In part one we explored the different types of loyalty programs. From points based to punch cards, It’s fair to say that when you begin developing your loyalty program, a one-size-fits-all approach can fall flat if you aren’t considering the long-term results desired by customers as well as your business.
Let’s explore some more considerations for what constitutes an effective customer loyalty program.
Does Money Talk? Usually, But Not Always.
Financial incentives are arguably successful, but the key to long-term success is not to focus on money, per se. Why else would research show 77% of programs that deal only in discounts usually fail in the first two years? Rather, focus on building a long-term relationship with your customers, even if your loyalty program has a money-saving component!
That’s because loyalty programs are a great way to not only engage your customers and motivate them to spend more, but to improve the all-important customer experience. A well-crafted loyalty program is a means to showcase your excellent customer service while providing an opportunity to focus on customer relationships—by meeting their needs with benefits they really want, of course. Research suggests that this is an especially winning strategy for millennial consumers, who tend to value non-monetary benefits more than older loyalty program participants.
Sharing Values. Today’s customers are looking to do more than just spend money: they’re looking for an emotional connection with your business—or at least your product or service. Preferably both. They want to identify the values they share with your brand. That’s what makes a loyalty program structured around those values, such as one that incorporates a charity donation with each purchase, so successful in connecting with customers, keeping them engaged with your brand, and coming back to buy (and give) more.
Getting Social. With the internet and social media, you have a unique opportunity to get to know your customers and reward them in new and exciting ways. You can reward customers for reviewing your products or services or by sharing a special post on social media. Giving your customers a “voice” generates helpful feedback for potential customers who are searching for the solutions you offer and produces great exposure for your brand. And you can reward these activities through your loyalty program. Just make sure you’re following the “rules” regarding endorsements and testimonials.

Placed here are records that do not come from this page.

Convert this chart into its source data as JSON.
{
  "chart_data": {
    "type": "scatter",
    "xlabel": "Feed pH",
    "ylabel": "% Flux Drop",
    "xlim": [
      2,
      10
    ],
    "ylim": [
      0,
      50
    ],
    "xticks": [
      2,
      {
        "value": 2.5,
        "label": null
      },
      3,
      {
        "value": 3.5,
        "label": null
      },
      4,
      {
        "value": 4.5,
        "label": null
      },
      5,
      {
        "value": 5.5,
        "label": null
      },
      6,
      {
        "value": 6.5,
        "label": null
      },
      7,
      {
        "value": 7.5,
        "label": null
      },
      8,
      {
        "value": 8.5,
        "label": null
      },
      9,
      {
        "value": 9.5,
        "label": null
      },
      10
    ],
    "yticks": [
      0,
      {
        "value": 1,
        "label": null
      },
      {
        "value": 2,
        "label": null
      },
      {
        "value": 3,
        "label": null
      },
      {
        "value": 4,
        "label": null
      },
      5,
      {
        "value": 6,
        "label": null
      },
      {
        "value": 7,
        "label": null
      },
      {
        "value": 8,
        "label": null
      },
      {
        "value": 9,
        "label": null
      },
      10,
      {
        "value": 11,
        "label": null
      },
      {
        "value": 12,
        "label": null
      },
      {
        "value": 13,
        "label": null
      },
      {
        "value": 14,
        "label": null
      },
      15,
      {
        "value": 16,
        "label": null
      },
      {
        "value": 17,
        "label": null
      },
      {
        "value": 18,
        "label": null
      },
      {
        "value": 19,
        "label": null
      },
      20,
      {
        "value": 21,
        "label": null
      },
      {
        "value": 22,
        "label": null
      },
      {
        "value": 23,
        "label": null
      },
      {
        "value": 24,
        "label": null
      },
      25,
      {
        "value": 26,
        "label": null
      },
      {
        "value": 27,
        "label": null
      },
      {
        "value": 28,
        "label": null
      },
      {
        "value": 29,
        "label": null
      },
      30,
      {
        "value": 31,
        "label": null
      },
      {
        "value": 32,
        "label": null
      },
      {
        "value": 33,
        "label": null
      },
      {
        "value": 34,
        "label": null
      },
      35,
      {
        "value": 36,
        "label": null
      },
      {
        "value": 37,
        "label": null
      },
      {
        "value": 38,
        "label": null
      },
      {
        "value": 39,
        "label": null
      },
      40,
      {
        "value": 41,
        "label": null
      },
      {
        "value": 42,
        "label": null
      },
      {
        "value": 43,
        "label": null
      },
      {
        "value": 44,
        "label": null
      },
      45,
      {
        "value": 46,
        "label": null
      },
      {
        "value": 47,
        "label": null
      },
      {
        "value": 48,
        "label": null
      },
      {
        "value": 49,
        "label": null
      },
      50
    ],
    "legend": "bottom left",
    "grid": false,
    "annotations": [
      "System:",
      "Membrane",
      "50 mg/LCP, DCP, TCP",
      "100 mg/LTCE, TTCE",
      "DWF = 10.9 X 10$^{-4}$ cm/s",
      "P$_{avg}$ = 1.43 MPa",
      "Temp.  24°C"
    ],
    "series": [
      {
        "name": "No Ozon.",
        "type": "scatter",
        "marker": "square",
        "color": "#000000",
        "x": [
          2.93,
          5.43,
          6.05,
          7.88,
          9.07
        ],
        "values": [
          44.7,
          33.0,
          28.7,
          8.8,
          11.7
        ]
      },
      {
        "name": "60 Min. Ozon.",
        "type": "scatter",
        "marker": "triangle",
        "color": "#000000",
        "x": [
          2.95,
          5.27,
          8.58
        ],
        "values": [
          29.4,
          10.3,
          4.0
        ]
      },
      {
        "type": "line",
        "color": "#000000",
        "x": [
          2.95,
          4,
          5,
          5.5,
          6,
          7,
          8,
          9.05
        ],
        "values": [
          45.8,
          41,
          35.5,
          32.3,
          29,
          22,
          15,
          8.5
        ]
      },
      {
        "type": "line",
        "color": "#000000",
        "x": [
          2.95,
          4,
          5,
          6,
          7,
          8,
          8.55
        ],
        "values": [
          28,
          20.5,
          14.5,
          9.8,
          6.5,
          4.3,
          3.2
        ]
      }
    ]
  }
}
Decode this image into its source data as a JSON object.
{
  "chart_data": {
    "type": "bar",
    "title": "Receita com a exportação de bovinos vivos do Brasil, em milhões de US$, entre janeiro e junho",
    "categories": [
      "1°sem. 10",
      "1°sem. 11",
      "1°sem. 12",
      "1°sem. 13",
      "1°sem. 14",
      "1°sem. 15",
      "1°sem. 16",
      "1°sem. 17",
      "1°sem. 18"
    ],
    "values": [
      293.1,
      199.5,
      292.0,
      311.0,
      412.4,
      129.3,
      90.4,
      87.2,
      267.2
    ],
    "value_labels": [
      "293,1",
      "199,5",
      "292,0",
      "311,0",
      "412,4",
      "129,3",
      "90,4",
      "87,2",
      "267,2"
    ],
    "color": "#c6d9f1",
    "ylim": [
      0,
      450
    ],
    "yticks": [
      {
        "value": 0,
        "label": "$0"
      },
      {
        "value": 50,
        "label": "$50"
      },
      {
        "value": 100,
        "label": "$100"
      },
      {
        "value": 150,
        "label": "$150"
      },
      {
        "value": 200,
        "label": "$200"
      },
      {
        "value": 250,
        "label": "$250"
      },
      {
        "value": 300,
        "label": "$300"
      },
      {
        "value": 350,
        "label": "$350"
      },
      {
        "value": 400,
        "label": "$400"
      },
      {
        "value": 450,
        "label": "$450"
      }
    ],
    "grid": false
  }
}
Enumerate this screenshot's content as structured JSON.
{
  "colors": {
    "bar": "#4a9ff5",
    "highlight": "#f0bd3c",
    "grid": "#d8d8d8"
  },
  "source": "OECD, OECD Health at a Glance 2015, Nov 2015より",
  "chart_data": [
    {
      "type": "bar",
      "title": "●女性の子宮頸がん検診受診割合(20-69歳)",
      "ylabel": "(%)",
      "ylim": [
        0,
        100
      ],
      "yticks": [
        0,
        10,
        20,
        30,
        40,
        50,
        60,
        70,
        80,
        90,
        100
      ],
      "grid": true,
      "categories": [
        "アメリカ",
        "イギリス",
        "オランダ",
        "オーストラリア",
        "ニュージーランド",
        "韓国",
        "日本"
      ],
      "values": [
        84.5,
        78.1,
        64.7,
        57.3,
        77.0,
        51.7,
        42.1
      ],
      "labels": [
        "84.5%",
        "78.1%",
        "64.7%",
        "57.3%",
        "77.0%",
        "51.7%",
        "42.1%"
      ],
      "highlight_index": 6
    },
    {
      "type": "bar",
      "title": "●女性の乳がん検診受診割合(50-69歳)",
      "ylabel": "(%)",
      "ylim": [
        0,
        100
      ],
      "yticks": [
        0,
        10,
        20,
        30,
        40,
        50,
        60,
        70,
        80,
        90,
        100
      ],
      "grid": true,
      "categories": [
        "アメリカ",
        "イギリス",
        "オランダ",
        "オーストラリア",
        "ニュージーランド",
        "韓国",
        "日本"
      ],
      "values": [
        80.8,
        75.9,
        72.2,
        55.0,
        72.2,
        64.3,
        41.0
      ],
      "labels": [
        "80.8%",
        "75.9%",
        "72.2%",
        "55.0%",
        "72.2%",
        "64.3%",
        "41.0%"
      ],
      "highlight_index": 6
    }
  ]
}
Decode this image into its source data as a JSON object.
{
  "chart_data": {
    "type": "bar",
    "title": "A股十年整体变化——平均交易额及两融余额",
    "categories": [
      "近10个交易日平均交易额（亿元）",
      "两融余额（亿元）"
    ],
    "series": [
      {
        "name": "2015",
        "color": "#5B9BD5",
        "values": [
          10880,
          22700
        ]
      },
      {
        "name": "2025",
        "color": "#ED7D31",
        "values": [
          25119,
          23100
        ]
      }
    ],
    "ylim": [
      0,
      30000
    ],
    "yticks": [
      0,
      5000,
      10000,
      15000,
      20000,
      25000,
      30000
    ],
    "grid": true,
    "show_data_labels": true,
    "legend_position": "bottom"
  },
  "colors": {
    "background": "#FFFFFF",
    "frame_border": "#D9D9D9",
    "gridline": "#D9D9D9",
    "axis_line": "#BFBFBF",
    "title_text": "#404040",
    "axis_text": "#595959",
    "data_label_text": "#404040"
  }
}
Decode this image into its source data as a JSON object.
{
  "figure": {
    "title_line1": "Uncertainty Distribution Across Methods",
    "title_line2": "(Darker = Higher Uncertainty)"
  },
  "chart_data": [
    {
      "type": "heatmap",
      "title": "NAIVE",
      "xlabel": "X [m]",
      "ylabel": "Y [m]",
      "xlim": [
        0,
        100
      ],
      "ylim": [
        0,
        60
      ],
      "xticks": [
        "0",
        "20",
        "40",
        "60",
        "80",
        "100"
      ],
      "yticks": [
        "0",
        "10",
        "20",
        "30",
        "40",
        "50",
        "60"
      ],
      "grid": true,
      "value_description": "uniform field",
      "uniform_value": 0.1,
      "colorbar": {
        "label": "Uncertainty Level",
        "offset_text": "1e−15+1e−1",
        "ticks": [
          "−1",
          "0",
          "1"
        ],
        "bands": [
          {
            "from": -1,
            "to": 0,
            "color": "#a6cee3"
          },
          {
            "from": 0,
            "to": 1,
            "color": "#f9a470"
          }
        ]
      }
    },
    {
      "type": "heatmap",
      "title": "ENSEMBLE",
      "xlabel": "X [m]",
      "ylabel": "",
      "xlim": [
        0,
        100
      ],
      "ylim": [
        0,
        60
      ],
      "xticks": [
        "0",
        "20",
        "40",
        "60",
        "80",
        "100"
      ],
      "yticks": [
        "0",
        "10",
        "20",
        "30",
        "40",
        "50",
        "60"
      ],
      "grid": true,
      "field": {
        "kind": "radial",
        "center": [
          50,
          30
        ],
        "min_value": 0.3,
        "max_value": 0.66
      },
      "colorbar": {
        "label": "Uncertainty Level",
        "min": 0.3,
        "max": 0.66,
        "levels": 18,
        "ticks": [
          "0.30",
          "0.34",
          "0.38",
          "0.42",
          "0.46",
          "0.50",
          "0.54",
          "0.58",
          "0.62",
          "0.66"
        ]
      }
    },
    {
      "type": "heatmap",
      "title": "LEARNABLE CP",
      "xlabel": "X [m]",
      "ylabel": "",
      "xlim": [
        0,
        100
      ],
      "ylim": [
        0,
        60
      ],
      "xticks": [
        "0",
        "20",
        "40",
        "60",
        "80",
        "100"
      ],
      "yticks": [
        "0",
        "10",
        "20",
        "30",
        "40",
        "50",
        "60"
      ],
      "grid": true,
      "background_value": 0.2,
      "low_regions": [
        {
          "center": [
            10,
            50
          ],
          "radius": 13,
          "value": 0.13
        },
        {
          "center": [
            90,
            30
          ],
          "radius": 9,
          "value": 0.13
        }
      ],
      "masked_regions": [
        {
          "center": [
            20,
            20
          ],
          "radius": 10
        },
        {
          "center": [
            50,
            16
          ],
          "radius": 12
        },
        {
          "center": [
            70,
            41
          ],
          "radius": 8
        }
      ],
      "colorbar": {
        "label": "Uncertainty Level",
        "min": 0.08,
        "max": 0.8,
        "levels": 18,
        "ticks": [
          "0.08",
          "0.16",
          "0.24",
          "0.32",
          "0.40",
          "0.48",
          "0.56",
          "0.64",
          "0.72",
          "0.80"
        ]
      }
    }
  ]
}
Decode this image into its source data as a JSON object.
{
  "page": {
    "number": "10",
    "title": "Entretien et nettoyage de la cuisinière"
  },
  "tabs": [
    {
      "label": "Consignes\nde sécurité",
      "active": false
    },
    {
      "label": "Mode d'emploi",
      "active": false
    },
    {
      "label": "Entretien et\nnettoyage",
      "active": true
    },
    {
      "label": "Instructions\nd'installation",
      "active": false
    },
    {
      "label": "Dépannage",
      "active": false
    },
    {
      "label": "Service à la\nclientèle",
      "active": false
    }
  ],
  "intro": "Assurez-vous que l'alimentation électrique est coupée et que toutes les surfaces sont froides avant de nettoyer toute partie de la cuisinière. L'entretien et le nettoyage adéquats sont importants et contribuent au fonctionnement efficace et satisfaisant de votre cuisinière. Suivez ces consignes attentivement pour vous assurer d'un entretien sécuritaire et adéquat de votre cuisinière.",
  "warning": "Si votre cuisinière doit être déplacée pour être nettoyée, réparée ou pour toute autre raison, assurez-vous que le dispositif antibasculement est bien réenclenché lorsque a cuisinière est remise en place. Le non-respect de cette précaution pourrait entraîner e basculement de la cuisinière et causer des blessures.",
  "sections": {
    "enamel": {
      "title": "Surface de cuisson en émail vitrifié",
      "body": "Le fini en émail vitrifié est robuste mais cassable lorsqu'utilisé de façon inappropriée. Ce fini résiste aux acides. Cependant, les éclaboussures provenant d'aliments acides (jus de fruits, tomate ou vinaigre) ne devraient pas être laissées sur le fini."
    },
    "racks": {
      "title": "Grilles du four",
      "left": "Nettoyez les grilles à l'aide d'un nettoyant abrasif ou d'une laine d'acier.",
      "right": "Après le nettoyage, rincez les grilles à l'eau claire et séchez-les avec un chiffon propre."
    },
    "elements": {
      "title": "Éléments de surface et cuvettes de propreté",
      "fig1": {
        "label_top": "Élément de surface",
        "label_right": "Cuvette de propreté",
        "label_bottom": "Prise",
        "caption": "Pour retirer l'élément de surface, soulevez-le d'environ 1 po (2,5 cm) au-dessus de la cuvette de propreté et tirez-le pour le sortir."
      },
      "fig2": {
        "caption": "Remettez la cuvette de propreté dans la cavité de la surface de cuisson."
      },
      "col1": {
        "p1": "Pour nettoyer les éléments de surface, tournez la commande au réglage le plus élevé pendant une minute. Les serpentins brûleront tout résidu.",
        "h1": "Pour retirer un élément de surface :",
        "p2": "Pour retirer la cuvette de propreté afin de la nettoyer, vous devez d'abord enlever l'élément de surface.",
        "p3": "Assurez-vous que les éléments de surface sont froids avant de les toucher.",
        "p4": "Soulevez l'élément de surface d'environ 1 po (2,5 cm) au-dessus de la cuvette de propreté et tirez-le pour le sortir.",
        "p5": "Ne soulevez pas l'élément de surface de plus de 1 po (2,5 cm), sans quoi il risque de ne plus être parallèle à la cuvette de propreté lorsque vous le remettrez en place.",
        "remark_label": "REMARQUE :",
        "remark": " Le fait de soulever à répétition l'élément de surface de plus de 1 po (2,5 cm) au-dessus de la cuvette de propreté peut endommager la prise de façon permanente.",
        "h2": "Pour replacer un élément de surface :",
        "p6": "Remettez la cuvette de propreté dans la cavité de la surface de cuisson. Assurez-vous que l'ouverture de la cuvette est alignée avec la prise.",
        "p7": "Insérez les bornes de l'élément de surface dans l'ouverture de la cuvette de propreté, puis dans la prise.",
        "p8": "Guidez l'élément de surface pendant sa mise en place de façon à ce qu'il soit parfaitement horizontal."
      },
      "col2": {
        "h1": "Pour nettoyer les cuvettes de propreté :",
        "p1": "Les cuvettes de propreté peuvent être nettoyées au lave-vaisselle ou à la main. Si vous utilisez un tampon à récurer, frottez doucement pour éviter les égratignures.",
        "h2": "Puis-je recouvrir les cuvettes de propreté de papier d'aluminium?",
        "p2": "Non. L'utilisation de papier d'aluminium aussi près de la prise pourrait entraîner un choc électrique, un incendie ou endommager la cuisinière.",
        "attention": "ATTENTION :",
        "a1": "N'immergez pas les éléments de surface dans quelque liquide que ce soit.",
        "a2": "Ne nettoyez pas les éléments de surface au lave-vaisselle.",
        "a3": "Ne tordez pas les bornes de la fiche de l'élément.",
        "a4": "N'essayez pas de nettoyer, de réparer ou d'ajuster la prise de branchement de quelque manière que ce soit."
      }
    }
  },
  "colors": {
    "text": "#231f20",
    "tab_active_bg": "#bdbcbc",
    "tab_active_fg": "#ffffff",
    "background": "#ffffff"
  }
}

Delighting New—and Repeat—Customers
Research has shown that it can be 5 to 25 times more expensive to bring in new customers than it is to retain your existing ones. That speaks to the importance of keeping your existing customer base satisfied and coming back for more. Keep this in mind when you develop a loyalty program because you’ll want to make sure it appeals to new customers as well as customers who have been loyal for a long time (with our without loyalty program benefits!).
One way to leverage new and existing customer relationships is a referral-based loyalty program. You can reward your existing customers when they refer a new one and there’s an advantage there. As we touch on in Understanding & Unlocking the Value of Customer Referrals, customers who are referred by a loyalty member have a 37% higher retention rate. And not only can those loyalty members refer friends, but those friends are more likely to stay loyalty members themselves.
When approached strategically, a customer loyalty program can be a powerful business driver. By connecting you with your customer on a deeper level—and rewarding them for their loyalty with monetary or non-monetary benefits—you’re increasing value for both parties, enhancing each customer’s experience while increasing your revenue along the way. And isn’t that what you’re in business to do in the first place?